Pierre a cogité et passé une nuit blanche. Que faire de cette lettre? La garder au fond d’un tiroir, essayer de retrouver Anitta?

 

Au matin après ses petits rituels, il part avec Setter, qui sait, peut-être que la balade dans les bois lui donnera la solution.

 

De retour à la maison, il se décide. Il va faire une recherche sur le réseaux sociaux.

Après tout qu’est-ce qu’il risque?

 

Sur Google, il écrit son nom Anitta Weber, Rien. Ni Facebook, ni Instagram, ….. enfin rien.

Il recherche également au moyen de l’adresse de l’expéditeur. De vagues renseignements qui datent.

 

Il essaye alors de trouver le numéro de téléphone de la mairie de la ville.

 

Il regarde son chien et lui dit

 

–  T’en pense quoi Setter, je tente d’appeler?

Setter n’en a rien à faire, il ne lui répond pas.

 

Il se lance, rassemblant ce qui lui reste de son vieux portugais il compose le numéro.

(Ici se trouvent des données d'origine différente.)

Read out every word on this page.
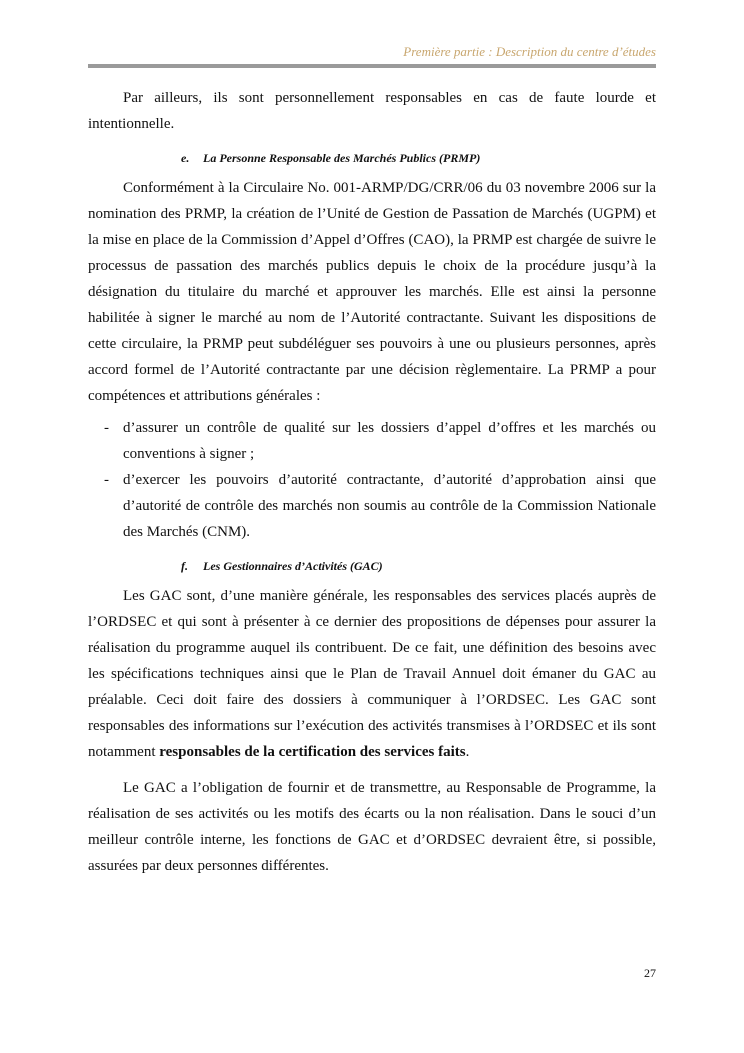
Première partie : Description du centre d’études

Par ailleurs, ils sont personnellement responsables en cas de faute lourde et intentionnelle.

e. La Personne Responsable des Marchés Publics (PRMP)

Conformément à la Circulaire No. 001-ARMP/DG/CRR/06 du 03 novembre 2006 sur la nomination des PRMP, la création de l’Unité de Gestion de Passation de Marchés (UGPM) et la mise en place de la Commission d’Appel d’Offres (CAO), la PRMP est chargée de suivre le processus de passation des marchés publics depuis le choix de la procédure jusqu’à la désignation du titulaire du marché et approuver les marchés. Elle est ainsi la personne habilitée à signer le marché au nom de l’Autorité contractante. Suivant les dispositions de cette circulaire, la PRMP peut subdéléguer ses pouvoirs à une ou plusieurs personnes, après accord formel de l’Autorité contractante par une décision règlementaire. La PRMP a pour compétences et attributions générales :

- d’assurer un contrôle de qualité sur les dossiers d’appel d’offres et les marchés ou conventions à signer ;
- d’exercer les pouvoirs d’autorité contractante, d’autorité d’approbation ainsi que d’autorité de contrôle des marchés non soumis au contrôle de la Commission Nationale des Marchés (CNM).
f. Les Gestionnaires d’Activités (GAC)

Les GAC sont, d’une manière générale, les responsables des services placés auprès de l’ORDSEC et qui sont à présenter à ce dernier des propositions de dépenses pour assurer la réalisation du programme auquel ils contribuent. De ce fait, une définition des besoins avec les spécifications techniques ainsi que le Plan de Travail Annuel doit émaner du GAC au préalable. Ceci doit faire des dossiers à communiquer à l’ORDSEC. Les GAC sont responsables des informations sur l’exécution des activités transmises à l’ORDSEC et ils sont notamment responsables de la certification des services faits.

Le GAC a l’obligation de fournir et de transmettre, au Responsable de Programme, la réalisation de ses activités ou les motifs des écarts ou la non réalisation. Dans le souci d’un meilleur contrôle interne, les fonctions de GAC et d’ORDSEC devraient être, si possible, assurées par deux personnes différentes.

27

Une charmante voix lui répond. Il explique alors qui il recherche, si cette personne habite toujours la ville Santos.

 

Après quelques instant d’attente, la personne lui annonce qu’il y a encore quelques personnes de cette famille qui vivent dans la ville.

 

Il remercie, raccroche et réfléchit.

 

L’idée de partir lui plaît  beaucoup. Il décide d’appeler sa soeur pour qu’elle puisse garder Setter, car il a une affaire urgente à régler à l’étranger et ne peut pas prendre le chien. Il lui expliquera à son retour.

 

Elle accepte, c’est vrai qu’il ne lui avait jamais rien demandé depuis la mort de sa femme.

Chapitre 3

3

Le temps de remplir les papiers nécessaires et de trouver un vol, pas trop cher et  un hôtel,  le voilà parti. Direction Santos.

 

Le jour suivant son arrivée, alors qu’il est assis dans le patio de l’hôtel, un homme haut en couleur, de long cheveux blancs attachés mollement, vient s’assoir à coté de lui.

 

–  Tu viens de Suisse, je crois.
–  Oui, comment le savez-vous?
–  Je sais, je sais, je sais toujours tout, surtout je sais toujours tout de tous.
–  Alors, vous allez pouvoir m’aider.
–  Ça certainement. J’ai d’ailleurs beaucoup d’informations à te fournir. Serais-tu d’accord qu’on aille faire un petit tour au bord de la plage.
–   Normalement je devrais refuser, mais comme j’ai fait un grand voyage pour retrouver…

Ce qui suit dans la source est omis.